Published July 7, 2008

Can the Grand Canyon survive it?

Many attribute this rush to the belief that nuclear power is poised for a revival, with a new facelift of ‘zero co2 emissions’. In the five western states in the us where uranium is mined, 4,333 new claims were filed in 2004, according to the Interior Department; last year the number swelled to 43,153. “We have seen a kind of gold rush,” says William von Till, chief of the uranium recovery branch at the Nuclear Regulatory Commission (nrc) in Washington.
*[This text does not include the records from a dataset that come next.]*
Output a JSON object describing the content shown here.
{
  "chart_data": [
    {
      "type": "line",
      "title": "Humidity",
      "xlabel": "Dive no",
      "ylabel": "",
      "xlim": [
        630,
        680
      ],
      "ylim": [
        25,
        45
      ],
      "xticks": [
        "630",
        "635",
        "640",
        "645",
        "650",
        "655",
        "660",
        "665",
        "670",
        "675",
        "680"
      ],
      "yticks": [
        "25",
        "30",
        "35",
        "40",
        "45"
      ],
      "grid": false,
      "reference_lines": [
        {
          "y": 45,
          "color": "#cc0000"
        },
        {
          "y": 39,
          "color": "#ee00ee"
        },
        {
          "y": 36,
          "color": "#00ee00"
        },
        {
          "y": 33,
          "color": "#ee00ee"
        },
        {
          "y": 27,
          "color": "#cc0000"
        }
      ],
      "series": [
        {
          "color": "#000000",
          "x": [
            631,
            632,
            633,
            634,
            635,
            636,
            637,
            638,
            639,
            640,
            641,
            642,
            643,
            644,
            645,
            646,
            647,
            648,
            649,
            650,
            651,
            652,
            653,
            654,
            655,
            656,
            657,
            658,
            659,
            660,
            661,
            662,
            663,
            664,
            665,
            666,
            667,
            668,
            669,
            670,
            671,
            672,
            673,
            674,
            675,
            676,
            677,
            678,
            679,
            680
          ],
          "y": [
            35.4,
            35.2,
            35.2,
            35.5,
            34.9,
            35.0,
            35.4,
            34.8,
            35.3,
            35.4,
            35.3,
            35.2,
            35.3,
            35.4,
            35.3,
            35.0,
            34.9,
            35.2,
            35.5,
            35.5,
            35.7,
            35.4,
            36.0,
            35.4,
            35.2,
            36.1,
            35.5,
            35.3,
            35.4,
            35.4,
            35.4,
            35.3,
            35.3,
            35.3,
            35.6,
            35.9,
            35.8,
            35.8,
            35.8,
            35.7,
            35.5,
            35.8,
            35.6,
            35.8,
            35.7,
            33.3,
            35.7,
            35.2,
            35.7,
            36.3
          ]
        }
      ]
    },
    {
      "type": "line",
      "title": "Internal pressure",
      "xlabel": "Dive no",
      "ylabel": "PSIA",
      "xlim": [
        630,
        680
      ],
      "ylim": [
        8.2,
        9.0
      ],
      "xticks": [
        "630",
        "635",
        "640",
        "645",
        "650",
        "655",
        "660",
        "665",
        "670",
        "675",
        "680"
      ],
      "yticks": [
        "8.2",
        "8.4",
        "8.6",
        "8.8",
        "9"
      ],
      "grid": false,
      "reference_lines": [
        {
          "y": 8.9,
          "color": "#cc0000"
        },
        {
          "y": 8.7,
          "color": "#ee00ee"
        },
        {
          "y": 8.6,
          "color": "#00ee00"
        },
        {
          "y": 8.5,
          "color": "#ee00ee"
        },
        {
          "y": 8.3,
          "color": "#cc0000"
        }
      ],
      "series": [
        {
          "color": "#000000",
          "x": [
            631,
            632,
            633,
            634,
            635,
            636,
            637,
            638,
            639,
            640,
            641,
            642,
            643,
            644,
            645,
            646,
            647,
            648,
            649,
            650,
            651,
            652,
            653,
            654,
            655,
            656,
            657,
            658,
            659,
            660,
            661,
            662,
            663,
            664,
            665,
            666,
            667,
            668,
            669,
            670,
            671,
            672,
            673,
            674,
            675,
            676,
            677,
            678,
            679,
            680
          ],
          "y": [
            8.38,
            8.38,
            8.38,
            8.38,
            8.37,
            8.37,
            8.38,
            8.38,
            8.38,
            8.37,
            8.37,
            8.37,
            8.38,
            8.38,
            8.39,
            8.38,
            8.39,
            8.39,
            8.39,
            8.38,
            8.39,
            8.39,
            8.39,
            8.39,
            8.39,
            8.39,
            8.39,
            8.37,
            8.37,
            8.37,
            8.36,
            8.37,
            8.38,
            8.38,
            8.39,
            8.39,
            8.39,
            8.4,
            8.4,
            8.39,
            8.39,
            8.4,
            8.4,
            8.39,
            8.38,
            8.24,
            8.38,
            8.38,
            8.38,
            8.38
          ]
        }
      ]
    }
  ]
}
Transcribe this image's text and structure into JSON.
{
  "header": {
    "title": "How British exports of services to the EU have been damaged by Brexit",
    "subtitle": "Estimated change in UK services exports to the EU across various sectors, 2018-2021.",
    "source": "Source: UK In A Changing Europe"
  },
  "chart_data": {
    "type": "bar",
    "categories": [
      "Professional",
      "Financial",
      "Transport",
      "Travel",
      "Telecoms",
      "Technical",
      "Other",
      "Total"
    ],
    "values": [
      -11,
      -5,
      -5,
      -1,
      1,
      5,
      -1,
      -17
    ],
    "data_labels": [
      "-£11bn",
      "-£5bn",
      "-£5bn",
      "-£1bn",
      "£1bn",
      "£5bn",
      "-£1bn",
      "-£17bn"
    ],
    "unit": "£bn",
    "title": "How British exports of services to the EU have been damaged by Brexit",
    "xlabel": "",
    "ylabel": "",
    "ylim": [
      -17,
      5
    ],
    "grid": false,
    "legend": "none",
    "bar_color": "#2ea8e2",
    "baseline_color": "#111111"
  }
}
In the last four years, mining interests have staked new claims on a whopping 9,30,780 ha of western public lands.

The nrc expects orders for 28 new reactors over the next two years; scores more are planned worldwide over the next decade, says Larry Camper, director of nrc’s division of waste management and environmental protection. Trading at us $7 a pound in 2001, ‘yellowcake’ hit us $120 a pound in May, 2007. The surging price has lured more than two dozen companies to the high-desert uranium fields in just the past year, says John Indall, a Santa Fe lawyer for the Uranium Producers of America.

A three-month Environmental Working Group (ewg) investigation found mining claims registered with the Bureau of Land Management (blm) rose from 2,20,265 at the end of 2002 to 3,24,551 in September 2006, a 47 per cent increase. Many of these are for potential uranium mines.